After the dissolution of the Soviet Union, the port on the Spit was privatized. The territory around it began to be built up by private buildings and garages. In the 90s, the city council and local residents did not care about the exterior of the Spit. The restoration of Alexander Nevsky Cathedral was completed. In the early 2000s the situation changed. The construction of a microdistrict in the wasteland near the port began. In the beginning the microdistrict Sedmoe Nebo was built, a hypermarket of the same name opened a little later. The development of this territory was included in the general plan of the 70s. It was planned to build residential areas and a new highway on the embankment of the Volga. On the territory continued to build new houses, roads and other infrastructure. In the beginning of 2010 there were plans for the development of the territory for the trade and business center Strelka-City. However, in 2015 it became known that the territory of the Spit will be built stadium for the 2018 FIFA World Cup and territory around it will be completely reconstructed. In the same year the river port was transferred, and its functions were distributed between the towns of Kstovo, Bor and other. Near the stadium is the construction of the Strelka metro station. The station is named after the Spit (Strelka).

During the reconstruction in the former port were discovered lacy metal structures of the All-Russia Exhibition of 1896, which were transported to the Siberian pier and converted into warehouses in 1902. The townspeople advocated the preservation of these structures in the same place and the governor supported the citizens of Nizhny Novgorod. These structures are planned to be restored and used for other purposes. August 1, 2017 were demolished old concrete warehouses, built in the 30s in the Soviet period. They had no historical value. However, the media and liberal activists presented this information as if historical warehouses with lace structures were demolished.

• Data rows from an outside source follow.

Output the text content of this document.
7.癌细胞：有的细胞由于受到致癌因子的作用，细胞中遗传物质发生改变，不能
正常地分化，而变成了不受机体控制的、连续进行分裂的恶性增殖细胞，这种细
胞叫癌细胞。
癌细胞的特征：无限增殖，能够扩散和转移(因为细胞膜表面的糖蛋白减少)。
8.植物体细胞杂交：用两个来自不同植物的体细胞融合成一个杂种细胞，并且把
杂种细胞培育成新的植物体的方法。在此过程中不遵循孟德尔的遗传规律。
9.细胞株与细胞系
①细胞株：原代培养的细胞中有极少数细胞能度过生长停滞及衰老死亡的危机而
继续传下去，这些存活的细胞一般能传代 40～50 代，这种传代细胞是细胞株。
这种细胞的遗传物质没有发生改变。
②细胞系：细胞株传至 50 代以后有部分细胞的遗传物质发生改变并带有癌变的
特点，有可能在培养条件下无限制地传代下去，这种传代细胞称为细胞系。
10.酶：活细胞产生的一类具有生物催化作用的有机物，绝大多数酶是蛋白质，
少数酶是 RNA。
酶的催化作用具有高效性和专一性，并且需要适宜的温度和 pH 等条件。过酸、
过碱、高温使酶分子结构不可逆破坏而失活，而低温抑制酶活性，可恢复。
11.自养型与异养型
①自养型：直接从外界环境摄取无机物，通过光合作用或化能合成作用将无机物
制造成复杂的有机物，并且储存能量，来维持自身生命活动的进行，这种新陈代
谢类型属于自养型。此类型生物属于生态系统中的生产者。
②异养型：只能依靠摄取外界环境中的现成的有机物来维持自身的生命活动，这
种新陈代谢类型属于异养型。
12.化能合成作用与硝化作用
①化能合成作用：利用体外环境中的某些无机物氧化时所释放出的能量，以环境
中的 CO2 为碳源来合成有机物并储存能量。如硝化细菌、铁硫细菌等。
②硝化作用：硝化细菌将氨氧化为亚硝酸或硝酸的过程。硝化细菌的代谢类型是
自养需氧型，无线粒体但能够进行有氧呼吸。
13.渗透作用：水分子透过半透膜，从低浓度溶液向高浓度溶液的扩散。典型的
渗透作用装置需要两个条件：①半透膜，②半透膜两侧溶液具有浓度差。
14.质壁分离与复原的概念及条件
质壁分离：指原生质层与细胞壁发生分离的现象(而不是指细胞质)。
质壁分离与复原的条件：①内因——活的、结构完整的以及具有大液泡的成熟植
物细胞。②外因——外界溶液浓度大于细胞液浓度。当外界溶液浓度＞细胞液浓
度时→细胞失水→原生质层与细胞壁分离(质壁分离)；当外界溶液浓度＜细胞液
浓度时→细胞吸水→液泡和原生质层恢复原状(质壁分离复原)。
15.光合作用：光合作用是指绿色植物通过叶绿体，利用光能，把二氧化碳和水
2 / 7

On November 1, 2016, the construction of a highway on the Volga embankment from Strelka along the micro district Meshcherskoe Ozero began. Designing and commencement of construction also accompanied a scandal provoked by local residents. They were again supported by the media and liberals. The inhabitants considered this territory to be their immediate place of rest and walks, and also called it an ecological zone. However, this embankment was completely destroyed and littered. This did not correspond in any way to the residents' words about a full-fledged place for recreation. In addition, the project to build a road on the Volga embankment was developed in 1977 and approved in 2010.

Another discovery was the underground bunkers built during the Cold War, in the event of a nuclear strike. They were found in December 2016. Public proposals were made on their preservation and transformation into the Museum of the Cold War.